Não há dúvida de que a opinião internacional se voltou contra o
movimento dos partidos de oposição favoráveis ao impeachment no Brasil. Onde,
apenas um mês atrás, os veículos de comunicação da mídia internacional
descreviam os protestos contra o governo nas ruas de forma gloriosa, os mesmos
veículos agora destacam diariamente o fato de que os motivos legais para o
impeachment são, no melhor dos casos, duvidosos, e que os líderes do
impeachment estão bem mais envolvidos com a corrupção do que Dilma.
Michel Temer, em particular, estava abertamente preocupado e furioso
com a denúncia do impeachment pela Organização de Estados Americanos, apoiada
pelos Estados Unidos, cujo secretário-geral, Luis Almagro, disse que estava
“preocupado com a credibilidade de alguns daqueles que julgarão e decidirão o
processo” contra Dilma. “Não há nenhum fundamento para avançar em um processo
de impeachment contra Dilma, definitivamente não”.
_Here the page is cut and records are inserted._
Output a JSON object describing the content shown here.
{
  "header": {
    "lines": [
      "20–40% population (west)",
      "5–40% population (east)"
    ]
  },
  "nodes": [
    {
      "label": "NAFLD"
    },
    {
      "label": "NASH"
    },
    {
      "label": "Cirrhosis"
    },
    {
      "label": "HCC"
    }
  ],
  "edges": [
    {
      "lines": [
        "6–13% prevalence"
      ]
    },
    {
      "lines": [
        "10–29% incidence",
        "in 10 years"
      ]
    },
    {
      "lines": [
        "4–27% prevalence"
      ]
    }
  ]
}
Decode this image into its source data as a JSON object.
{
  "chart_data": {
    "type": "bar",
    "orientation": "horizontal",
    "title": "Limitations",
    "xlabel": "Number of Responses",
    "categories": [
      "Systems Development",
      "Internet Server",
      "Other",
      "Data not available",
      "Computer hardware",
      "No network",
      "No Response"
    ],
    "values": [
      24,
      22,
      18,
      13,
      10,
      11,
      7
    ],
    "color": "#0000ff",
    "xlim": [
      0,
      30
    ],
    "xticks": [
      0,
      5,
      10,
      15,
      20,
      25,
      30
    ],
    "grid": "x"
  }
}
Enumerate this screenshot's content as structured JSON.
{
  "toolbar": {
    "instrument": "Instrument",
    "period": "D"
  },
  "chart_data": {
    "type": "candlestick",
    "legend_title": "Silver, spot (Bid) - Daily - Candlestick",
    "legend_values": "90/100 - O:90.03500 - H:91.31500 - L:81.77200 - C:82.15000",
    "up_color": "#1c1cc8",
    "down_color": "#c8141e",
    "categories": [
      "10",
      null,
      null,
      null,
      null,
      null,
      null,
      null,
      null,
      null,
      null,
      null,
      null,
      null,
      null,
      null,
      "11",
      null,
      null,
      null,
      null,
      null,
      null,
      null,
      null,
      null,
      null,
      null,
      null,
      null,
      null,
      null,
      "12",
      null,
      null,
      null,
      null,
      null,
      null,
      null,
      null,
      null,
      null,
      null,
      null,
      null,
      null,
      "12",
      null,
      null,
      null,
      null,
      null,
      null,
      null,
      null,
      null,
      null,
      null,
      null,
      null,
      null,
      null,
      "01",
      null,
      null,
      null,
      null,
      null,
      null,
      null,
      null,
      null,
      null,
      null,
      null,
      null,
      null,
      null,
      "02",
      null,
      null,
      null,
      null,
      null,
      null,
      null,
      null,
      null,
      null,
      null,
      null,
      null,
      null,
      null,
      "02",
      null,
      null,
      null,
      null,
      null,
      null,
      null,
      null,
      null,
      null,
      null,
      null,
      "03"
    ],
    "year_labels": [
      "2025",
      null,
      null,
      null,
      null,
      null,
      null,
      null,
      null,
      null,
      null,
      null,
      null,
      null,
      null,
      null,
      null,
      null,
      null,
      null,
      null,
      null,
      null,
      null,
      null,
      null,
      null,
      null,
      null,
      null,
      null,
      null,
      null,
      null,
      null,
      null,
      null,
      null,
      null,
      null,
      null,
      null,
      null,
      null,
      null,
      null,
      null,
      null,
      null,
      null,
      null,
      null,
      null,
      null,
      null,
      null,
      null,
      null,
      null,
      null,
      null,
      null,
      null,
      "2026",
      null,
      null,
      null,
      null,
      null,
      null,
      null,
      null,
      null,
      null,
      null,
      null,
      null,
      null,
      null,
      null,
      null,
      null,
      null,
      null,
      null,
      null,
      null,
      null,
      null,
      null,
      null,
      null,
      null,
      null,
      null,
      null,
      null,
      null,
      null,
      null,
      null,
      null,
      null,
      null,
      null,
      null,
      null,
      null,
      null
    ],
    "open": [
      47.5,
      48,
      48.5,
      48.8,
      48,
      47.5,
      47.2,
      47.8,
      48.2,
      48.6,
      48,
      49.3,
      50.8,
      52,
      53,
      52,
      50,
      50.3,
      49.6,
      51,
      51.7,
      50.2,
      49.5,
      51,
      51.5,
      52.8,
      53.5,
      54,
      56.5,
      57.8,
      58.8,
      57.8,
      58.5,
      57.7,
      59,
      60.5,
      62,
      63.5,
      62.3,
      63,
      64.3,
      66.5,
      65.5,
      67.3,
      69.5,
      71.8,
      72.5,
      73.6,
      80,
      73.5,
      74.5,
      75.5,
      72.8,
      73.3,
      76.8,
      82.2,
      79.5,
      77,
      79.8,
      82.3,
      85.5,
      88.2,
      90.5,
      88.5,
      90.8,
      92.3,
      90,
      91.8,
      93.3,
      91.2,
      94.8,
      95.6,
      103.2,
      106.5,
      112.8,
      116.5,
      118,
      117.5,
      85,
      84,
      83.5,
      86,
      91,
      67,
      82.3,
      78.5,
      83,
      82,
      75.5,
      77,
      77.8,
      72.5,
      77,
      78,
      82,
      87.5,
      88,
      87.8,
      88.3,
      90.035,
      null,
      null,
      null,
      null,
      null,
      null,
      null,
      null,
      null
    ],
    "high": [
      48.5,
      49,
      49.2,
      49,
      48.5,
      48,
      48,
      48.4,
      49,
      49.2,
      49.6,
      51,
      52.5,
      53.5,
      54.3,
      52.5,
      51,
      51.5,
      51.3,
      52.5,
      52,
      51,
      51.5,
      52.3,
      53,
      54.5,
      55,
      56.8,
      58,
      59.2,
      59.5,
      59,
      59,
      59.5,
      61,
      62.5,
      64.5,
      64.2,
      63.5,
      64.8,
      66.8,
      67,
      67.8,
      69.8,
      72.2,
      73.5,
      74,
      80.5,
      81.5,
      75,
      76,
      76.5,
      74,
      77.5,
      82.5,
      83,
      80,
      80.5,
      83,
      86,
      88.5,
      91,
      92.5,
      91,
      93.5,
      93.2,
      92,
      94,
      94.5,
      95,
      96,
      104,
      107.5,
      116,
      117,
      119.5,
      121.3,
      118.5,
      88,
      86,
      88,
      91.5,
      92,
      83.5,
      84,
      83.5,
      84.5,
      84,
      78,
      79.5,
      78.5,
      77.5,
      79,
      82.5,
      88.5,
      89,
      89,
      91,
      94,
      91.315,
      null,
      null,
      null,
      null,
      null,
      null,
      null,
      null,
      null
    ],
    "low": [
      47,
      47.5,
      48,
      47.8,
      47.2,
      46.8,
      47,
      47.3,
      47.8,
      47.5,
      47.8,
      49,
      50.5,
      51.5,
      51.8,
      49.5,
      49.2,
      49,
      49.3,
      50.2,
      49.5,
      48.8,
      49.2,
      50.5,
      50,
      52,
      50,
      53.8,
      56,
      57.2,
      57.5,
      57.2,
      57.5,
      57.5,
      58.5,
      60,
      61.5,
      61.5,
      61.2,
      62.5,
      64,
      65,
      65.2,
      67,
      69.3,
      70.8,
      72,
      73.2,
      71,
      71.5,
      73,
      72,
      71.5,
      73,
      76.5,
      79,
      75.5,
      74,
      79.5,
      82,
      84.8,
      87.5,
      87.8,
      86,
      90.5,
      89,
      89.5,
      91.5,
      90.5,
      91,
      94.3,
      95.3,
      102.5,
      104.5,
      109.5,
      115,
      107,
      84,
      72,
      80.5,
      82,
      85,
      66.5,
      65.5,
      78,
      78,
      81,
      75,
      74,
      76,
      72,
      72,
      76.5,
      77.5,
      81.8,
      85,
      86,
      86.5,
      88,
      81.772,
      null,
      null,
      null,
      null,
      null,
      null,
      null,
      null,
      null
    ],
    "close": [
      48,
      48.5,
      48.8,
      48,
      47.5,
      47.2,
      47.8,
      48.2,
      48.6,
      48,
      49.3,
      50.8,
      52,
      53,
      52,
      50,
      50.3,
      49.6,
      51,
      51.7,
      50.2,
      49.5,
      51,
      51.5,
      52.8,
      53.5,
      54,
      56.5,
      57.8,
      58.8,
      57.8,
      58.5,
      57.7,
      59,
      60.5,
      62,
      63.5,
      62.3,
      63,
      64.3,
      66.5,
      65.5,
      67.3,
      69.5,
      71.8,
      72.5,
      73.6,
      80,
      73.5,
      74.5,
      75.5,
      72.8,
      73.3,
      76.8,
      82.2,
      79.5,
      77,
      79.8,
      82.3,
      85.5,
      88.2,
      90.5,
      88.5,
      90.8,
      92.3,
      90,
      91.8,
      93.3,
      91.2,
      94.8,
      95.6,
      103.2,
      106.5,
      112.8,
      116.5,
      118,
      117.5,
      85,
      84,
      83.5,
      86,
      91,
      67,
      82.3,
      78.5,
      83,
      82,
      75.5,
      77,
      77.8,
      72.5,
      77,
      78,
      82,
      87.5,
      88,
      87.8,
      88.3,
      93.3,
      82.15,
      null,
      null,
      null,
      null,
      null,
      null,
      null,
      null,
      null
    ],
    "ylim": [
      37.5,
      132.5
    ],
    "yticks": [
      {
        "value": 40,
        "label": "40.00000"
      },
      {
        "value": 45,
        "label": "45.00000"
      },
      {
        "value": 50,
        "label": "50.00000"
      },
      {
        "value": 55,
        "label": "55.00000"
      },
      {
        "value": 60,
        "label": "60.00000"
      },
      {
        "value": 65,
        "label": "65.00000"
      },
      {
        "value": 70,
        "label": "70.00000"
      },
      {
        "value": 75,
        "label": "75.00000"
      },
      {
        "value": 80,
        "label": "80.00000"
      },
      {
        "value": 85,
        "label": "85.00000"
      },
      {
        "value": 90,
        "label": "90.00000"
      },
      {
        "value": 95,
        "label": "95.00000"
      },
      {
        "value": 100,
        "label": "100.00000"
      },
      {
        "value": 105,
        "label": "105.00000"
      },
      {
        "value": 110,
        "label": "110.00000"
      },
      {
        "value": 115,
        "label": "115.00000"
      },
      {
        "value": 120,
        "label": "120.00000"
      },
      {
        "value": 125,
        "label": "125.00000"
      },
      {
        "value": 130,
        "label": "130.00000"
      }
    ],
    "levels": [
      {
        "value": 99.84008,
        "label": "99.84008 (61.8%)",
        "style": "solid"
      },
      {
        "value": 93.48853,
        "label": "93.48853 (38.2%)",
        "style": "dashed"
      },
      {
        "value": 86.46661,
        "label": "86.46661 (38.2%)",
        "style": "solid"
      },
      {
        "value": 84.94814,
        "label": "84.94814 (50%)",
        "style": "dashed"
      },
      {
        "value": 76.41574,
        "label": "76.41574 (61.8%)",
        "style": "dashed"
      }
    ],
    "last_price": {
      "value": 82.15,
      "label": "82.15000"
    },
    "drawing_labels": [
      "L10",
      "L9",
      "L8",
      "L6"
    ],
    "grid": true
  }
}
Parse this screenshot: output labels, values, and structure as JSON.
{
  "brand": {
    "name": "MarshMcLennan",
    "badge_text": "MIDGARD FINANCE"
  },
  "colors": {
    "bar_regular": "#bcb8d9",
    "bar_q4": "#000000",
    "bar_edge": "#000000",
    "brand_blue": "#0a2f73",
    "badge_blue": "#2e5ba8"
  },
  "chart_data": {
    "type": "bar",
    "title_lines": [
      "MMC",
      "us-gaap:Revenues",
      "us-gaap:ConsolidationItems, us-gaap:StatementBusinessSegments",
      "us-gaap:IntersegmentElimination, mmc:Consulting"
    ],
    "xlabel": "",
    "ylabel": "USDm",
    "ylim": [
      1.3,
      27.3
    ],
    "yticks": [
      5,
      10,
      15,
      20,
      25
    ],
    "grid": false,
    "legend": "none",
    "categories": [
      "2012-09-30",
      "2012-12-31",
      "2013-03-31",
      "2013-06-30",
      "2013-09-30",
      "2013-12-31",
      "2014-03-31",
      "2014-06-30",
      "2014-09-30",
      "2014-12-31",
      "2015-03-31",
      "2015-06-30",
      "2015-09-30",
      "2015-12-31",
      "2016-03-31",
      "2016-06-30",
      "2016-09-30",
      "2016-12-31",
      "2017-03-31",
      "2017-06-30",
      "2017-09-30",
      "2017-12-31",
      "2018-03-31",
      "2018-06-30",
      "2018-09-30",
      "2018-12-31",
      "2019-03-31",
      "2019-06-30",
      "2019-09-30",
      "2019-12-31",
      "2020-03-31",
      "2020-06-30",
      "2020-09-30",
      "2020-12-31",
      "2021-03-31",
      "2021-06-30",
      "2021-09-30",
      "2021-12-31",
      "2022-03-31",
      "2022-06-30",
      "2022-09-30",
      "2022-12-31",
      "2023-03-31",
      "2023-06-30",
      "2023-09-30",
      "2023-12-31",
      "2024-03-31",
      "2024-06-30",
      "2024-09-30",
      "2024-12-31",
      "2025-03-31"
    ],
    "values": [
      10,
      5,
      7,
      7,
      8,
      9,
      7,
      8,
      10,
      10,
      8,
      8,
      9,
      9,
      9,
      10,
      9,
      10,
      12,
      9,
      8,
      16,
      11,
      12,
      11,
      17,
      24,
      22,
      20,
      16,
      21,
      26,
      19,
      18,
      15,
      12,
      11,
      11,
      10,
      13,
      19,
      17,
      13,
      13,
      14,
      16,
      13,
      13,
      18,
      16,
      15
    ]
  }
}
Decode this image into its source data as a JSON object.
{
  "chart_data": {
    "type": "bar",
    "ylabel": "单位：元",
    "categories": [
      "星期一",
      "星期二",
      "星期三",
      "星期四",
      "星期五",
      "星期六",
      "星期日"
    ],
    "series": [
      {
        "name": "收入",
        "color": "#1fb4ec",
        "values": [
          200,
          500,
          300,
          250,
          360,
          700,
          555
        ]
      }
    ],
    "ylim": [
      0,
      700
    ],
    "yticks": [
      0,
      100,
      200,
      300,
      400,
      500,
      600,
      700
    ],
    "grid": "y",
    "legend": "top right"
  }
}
O chefe da União das Nações Sul-Americanas, Ernesto Samper, da mesma
forma, disse que o impeachment é “um motivo de séria preocupação para a
segurança jurídica do Brasil e da região”.
A viagem para Washington dessa figura principal da oposição, envolvida
em corrupção, um dia após a Câmara ter votado pelo impeachment de Dilma,
levantará, no mínimo, dúvidas sobre a postura dos Estados Unidos em relação à
remoção da presidente. Certamente, irá alimentar preocupações na esquerda
brasileira sobre o papel dos Estados Unidos na instabilidade em seu país. E
isso revela muito sobre as dinâmicas não debatidas que comandam o impeachment,
incluindo o desejo de aproximar o Brasil dos EUA e torná-lo mais flexível
diante dos interesses das empresas internacionais e de medidas de austeridade,
em detrimento da agenda política que eleitores brasileiros abraçaram durante
quatro eleições seguidas.
ATUALIZAÇÃO: Antes desta publicação, o gabinete do Sen. Nunes informou
ao The
Intercept que não tinha mais informações sobre a viagem dele a
Washington, além do que estava escrito no comunicado de imprensa, que data de
15 de abril. Subsequente à publicação, o gabinete do Senador nos indicou
informação publicada no Painel do Leitor (Folha de S. Paulo, 17.04.2016) onde
Nunes afirma - ao contrário da reportagem do jornal - que a ligação do
vice-presidente Temer não foi o motivo para sua viagem a Washington.